On the financial performance front, TCPCL has reported turnover/net profits of Rs. 206.80 cr. / Rs. 20.54 cr. (FY19), Rs. 264.62 cr. / Rs. 37.79 cr. (FY20) and Rs. 306.29 cr. / Rs. 52.26 cr. (FY21). Thus it has posted growth in top and bottom lines for the past three fiscals. It has posted a CAGR of 21.70% in top lines and a CAGR of 59.50% in bottom lines. Its debt-equity ratio stood at 0.54 as of March 31, 2021.

For the last three fiscals, TCPCL has posted an average EPS of Rs. 20.99 and an average RoNW of 30.75%. The issue is priced at a P/BV of 13.11 based on its NAV of Rs. 82.62 as of March 31, 2021, and at a P/BV of 6.14 based on its post-IPO NAV of Rs. 176.39 (based on the cap price).

If we attribute FY21 earnings on fully diluted post issue equity, then the asking price is at a P/E of around 45.95 and thus the issue is reasonably priced as the industry composite is around 56 as per RHP data.

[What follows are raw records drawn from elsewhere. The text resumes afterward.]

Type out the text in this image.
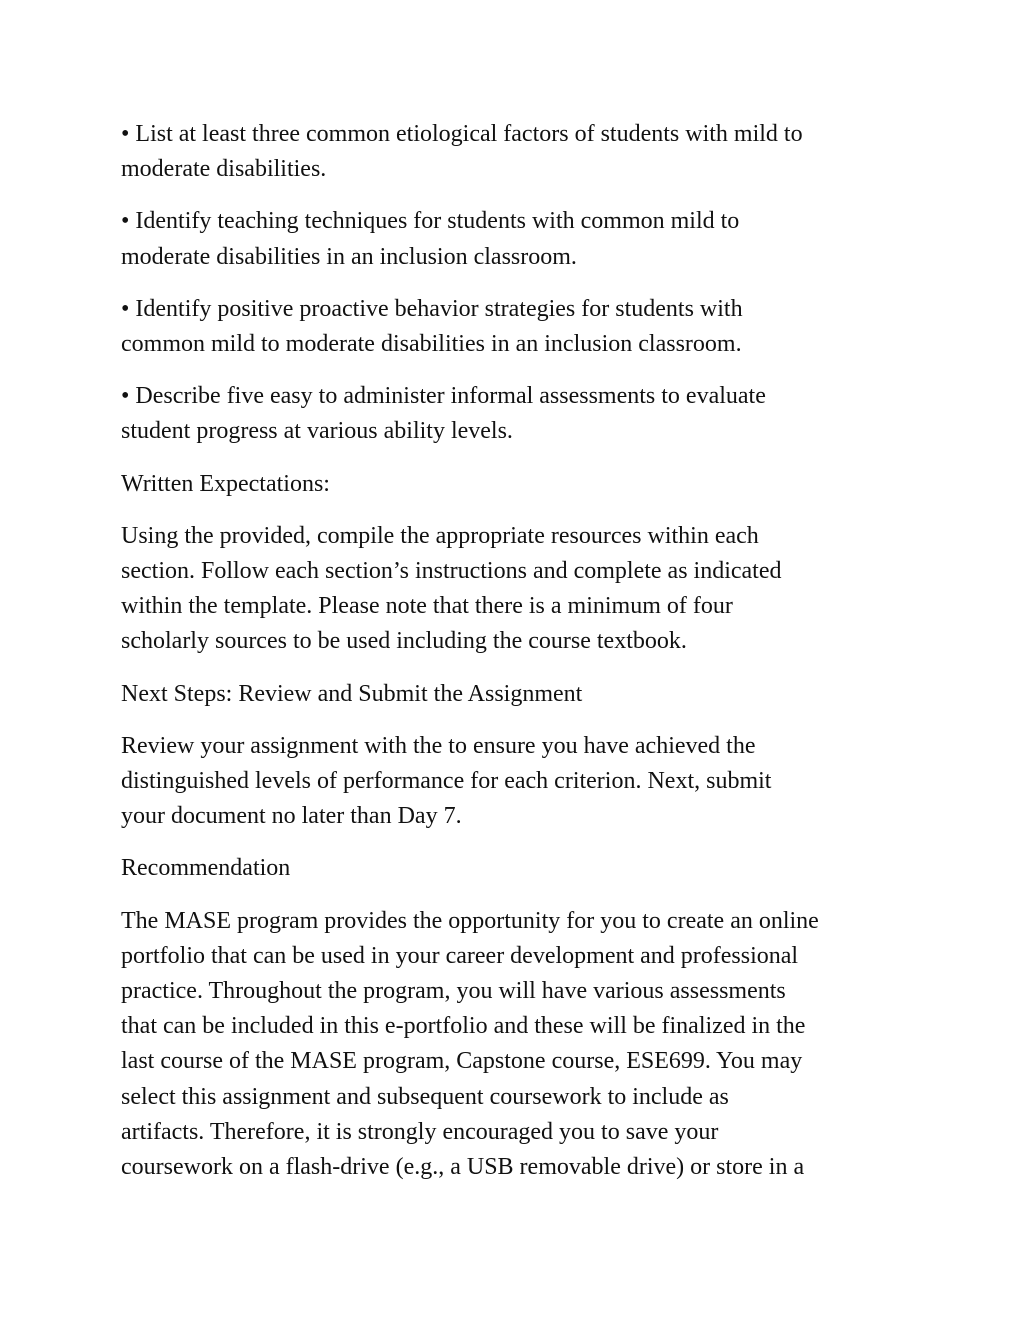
• List at least three common etiological factors of students with mild to
moderate disabilities.

• Identify teaching techniques for students with common mild to
moderate disabilities in an inclusion classroom.

• Identify positive proactive behavior strategies for students with
common mild to moderate disabilities in an inclusion classroom.

• Describe five easy to administer informal assessments to evaluate
student progress at various ability levels.

Written Expectations:

Using the provided, compile the appropriate resources within each
section. Follow each section’s instructions and complete as indicated
within the template. Please note that there is a minimum of four
scholarly sources to be used including the course textbook.

Next Steps: Review and Submit the Assignment

Review your assignment with the to ensure you have achieved the
distinguished levels of performance for each criterion. Next, submit
your document no later than Day 7.

Recommendation

The MASE program provides the opportunity for you to create an online
portfolio that can be used in your career development and professional
practice. Throughout the program, you will have various assessments
that can be included in this e-portfolio and these will be finalized in the
last course of the MASE program, Capstone course, ESE699. You may
select this assignment and subsequent coursework to include as
artifacts. Therefore, it is strongly encouraged you to save your
coursework on a flash-drive (e.g., a USB removable drive) or store in a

COMPARISON WITH LISTED PEERS:

As per the offer documents, TCPCL has shown Aarti Ind., Navin Fluorine, Alkyl Amines, Vinati Organics and Fine Organics as its listed peers. They are currently trading at a P/E of 60.43, 75.53, 65.61, 73.36 and 80.79 respectively (as of July 13, 2021). However, they are not truly comparable on an apple to apple basis.

DIVIDEND POLICY:

In the last three fiscals, TCPCL has paid a dividend of 50% (on pre-bonus equity) for FY21 only. It will adopt a prudent dividend policy post listing based on its financial performance and future prospects.

MERCHANT BANKER’S TRACK RECORDS:

The two BRLMs associated with the offer have handled 33 public issues in the past three years, out of which 11 issues closed below the issue price on the listing date.

CONCLUSION / INVESTMENT STRATEGY

The company is in a fast forward mode and the issue is reasonably priced. The green chemical industry is fancied by investors across the board. Investment may be considered for short to long term rewards.